Dimension Direction Description
Cost Lower is better Total tokens or API calls consumed
Latency Lower is better End-to-end execution time (ms)
Efficacy Higher is better Task completion quality (0.0--1.0)
Assurance Higher is better Safety and confidence score (0.0--1.0)
Reliability Higher is better Consistency across repeated runs (0.0--1.0)
+Coverage Higher is better Persona / workflow activation ratio (0.0--1.0)
+Explainability Higher is better Trace and rationale completeness (0.0--1.0)

The first five dimensions follow the original CLEAR model. The two "plus" dimensions -- Coverage and Explainability -- extend it to capture concerns specific to multi-agent systems where incomplete persona activation or opaque reasoning are common failure modes.

CLEARPlusMetrics

The CLEARPlusMetrics frozen dataclass holds all seven dimensions:

from fcc.evaluation.metrics import CLEARPlusMetrics

metrics = CLEARPlusMetrics(
    cost=1200.0,
    latency_ms=450.0,
    efficacy=0.92,
    assurance=0.88,
    reliability=0.95,
    coverage=0.85,
    explainability=0.78,
)

# Inspect all dimension names
print(metrics.dimension_names)
# ('cost', 'latency_ms', 'efficacy', 'assurance', 'reliability', 'coverage', 'explainability')

# Convert to a numeric vector for downstream analysis
print(metrics.as_vector())
# (1200.0, 450.0, 0.92, 0.88, 0.95, 0.85, 0.78)

Threshold Checking

CLEARPlusMetrics includes a meets_thresholds method that compares actual measurements against expected bounds:

thresholds = CLEARPlusMetrics(
    cost=2000.0,       # max cost
    latency_ms=1000.0, # max latency
    efficacy=0.80,     # min efficacy
    assurance=0.70,    # min assurance
    reliability=0.90,  # min reliability
    coverage=0.75,     # min coverage
    explainability=0.60, # min explainability
)

passed, violations = metrics.meets_thresholds(thresholds)
print(f"Passed: {passed}")  # True
print(f"Violations: {violations}")  # []

For cost and latency (lower-is-better), the threshold is an upper bound. For the remaining five dimensions (higher-is-better), the threshold is a lower bound. Any violation produces a human-readable description in the violations list.

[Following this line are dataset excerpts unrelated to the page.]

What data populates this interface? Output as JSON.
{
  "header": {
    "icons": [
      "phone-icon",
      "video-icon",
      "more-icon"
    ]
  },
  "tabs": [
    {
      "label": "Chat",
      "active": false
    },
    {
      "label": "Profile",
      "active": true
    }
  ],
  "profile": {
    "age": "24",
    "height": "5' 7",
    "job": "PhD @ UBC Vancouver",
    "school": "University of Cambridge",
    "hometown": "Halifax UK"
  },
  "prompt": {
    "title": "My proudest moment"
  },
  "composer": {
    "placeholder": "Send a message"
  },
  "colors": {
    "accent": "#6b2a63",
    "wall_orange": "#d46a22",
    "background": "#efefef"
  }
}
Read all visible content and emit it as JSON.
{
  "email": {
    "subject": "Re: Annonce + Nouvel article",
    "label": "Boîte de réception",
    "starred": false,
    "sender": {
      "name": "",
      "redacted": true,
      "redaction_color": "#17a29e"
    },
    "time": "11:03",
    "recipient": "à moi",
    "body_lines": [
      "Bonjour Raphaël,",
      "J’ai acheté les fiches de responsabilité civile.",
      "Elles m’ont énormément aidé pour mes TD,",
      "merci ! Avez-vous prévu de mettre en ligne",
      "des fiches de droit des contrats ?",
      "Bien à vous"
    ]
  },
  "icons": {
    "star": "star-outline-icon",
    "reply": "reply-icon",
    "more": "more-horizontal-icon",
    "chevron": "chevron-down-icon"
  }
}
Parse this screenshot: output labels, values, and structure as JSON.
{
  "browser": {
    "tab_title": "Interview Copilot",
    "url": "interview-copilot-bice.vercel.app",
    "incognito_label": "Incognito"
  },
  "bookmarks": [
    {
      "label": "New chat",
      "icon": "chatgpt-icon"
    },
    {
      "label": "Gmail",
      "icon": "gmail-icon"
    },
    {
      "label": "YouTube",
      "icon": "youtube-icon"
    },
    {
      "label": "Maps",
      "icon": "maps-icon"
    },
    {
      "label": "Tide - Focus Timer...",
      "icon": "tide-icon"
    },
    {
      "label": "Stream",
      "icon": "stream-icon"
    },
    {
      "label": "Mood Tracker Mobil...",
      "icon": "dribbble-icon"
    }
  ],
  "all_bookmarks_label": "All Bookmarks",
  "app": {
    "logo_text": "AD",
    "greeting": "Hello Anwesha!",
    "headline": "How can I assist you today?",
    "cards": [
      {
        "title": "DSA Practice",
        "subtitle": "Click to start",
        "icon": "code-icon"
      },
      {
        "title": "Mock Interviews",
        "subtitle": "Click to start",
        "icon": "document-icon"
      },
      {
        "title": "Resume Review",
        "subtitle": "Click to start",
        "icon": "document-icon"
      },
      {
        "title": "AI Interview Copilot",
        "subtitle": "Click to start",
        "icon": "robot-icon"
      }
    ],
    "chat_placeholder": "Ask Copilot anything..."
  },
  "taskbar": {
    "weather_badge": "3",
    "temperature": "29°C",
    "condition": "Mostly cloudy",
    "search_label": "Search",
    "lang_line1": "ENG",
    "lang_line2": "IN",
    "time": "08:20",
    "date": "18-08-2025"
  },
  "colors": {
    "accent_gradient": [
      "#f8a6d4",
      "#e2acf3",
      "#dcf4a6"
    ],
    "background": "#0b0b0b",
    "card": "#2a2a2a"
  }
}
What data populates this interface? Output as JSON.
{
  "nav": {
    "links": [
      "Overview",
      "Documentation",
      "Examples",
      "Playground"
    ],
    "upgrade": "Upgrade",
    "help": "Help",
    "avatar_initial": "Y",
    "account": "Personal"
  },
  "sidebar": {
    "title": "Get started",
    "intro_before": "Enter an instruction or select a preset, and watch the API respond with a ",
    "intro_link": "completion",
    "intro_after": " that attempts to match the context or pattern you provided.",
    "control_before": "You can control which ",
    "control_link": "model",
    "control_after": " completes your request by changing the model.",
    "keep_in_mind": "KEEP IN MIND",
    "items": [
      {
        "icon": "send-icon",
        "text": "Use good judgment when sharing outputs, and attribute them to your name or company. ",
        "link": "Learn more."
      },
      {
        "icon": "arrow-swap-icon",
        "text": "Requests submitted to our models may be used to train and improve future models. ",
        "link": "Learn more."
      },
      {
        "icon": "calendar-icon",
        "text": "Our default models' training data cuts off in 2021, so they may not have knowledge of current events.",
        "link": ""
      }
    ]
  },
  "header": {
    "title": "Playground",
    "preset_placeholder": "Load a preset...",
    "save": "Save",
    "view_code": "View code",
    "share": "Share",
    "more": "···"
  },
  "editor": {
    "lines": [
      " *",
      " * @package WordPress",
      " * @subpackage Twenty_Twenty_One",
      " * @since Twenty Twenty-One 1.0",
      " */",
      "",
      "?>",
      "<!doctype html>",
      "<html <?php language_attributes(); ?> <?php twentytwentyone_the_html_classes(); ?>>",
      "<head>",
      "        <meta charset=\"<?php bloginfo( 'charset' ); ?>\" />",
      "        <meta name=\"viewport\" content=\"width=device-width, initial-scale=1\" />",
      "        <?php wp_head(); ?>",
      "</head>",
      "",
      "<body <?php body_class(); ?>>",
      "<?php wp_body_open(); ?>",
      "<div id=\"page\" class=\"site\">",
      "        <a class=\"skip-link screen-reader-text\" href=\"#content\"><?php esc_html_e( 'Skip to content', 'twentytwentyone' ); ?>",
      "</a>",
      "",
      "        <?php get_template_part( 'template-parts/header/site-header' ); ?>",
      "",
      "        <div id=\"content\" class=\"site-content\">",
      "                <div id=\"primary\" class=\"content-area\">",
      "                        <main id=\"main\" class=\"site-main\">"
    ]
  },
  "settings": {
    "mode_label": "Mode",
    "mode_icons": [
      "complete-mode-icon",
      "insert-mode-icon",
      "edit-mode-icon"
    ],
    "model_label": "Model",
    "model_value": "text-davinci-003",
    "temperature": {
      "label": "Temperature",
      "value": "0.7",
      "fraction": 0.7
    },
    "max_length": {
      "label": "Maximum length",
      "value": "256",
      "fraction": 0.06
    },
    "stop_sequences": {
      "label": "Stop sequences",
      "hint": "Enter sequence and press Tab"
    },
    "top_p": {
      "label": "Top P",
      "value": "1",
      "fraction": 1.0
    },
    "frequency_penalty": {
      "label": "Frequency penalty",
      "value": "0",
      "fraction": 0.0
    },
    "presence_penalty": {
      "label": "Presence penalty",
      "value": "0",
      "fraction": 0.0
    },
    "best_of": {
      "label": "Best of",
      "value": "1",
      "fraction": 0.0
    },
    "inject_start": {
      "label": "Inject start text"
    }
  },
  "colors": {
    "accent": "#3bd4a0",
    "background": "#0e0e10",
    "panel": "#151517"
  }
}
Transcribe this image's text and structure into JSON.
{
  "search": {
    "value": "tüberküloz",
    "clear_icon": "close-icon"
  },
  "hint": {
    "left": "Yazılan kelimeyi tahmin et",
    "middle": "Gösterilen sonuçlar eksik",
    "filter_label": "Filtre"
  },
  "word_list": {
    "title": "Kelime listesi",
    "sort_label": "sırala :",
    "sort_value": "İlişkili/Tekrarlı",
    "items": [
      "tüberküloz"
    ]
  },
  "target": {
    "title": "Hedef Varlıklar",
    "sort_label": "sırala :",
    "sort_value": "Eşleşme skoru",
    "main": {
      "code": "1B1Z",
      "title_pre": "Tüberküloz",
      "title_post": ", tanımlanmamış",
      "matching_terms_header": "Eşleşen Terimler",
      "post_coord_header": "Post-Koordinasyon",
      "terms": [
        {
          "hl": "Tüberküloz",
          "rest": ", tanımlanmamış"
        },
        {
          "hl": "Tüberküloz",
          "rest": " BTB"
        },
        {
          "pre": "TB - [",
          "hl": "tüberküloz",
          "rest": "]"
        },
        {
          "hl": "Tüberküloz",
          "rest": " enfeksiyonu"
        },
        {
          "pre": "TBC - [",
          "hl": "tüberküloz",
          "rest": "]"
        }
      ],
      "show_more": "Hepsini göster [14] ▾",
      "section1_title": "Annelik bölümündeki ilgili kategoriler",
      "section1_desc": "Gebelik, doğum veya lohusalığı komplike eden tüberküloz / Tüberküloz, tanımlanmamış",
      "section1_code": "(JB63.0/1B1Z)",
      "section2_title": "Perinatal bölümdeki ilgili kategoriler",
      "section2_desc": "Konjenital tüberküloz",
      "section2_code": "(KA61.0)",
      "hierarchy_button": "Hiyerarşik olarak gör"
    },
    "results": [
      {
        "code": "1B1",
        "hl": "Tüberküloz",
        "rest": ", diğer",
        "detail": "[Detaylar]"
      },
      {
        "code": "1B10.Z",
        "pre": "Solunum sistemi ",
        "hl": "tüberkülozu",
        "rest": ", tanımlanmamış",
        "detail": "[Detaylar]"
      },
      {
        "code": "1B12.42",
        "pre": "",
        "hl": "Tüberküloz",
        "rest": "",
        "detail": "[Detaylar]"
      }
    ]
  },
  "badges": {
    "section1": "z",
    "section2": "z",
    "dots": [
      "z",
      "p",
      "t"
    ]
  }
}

Building Metrics from Simulation Results

The factory method CLEARPlusMetrics.from_simulation_result extracts cost and latency from an AISimulationResult and accepts keyword arguments for the remaining dimensions:

metrics = CLEARPlusMetrics.from_simulation_result(
    simulation_result,
    efficacy=0.90,
    assurance=0.85,
    coverage=0.80,
    explainability=0.75,
)

Running CLEAR+ Benchmarks

Benchmark Specifications

A BenchmarkSpec defines what to benchmark:

from fcc.evaluation.benchmark import BenchmarkSpec
from fcc.evaluation.metrics import CLEARPlusMetrics

spec = BenchmarkSpec(
    name="core-workflow-baseline",
    description="Baseline benchmark for core 5-persona workflow",
    scenario="GEN-001",
    personas=("RC", "BC", "QR", "IG", "PM"),
    expected_outcomes=("research_brief", "blueprint", "quality_report"),
    clear_thresholds=CLEARPlusMetrics(
        cost=5000.0,
        latency_ms=2000.0,
        efficacy=0.75,
        assurance=0.70,
        reliability=0.85,
        coverage=0.80,
        explainability=0.60,
    ),
    tags=("core", "baseline"),
    workflow_graph="base_sequence",
)

Benchmark Suites

Group related specs into a BenchmarkSuite:

from fcc.evaluation.benchmark import BenchmarkSuite

suite = BenchmarkSuite(
    name="baseline",
    description="Baseline benchmarks for all core workflows",
    specs=(spec,),
    version="1.0",
)

Suites can also be loaded from YAML files:

suite = BenchmarkSuite.from_yaml("src/fcc/data/evaluation/baseline_benchmarks.yaml")

BenchmarkRunner

The BenchmarkRunner executes specs through the simulation engine and measures all seven CLEAR+ dimensions:

from fcc.evaluation.runner import BenchmarkRunner

runner = BenchmarkRunner(mock=True, max_steps=50)

# Run a full suite
results = runner.run_suite(suite)

for result in results:
    print(f"{result.spec.name}: {'PASS' if result.passed else 'FAIL'}")
    print(f"  Cost: {result.metrics.cost:.0f} tokens")
    print(f"  Latency: {result.metrics.latency_ms:.0f} ms")
    print(f"  Efficacy: {result.metrics.efficacy:.2f}")
    print(f"  Coverage: {result.metrics.coverage:.2f}")
    if result.details:
        for detail in result.details:
            print(f"  Violation: {detail}")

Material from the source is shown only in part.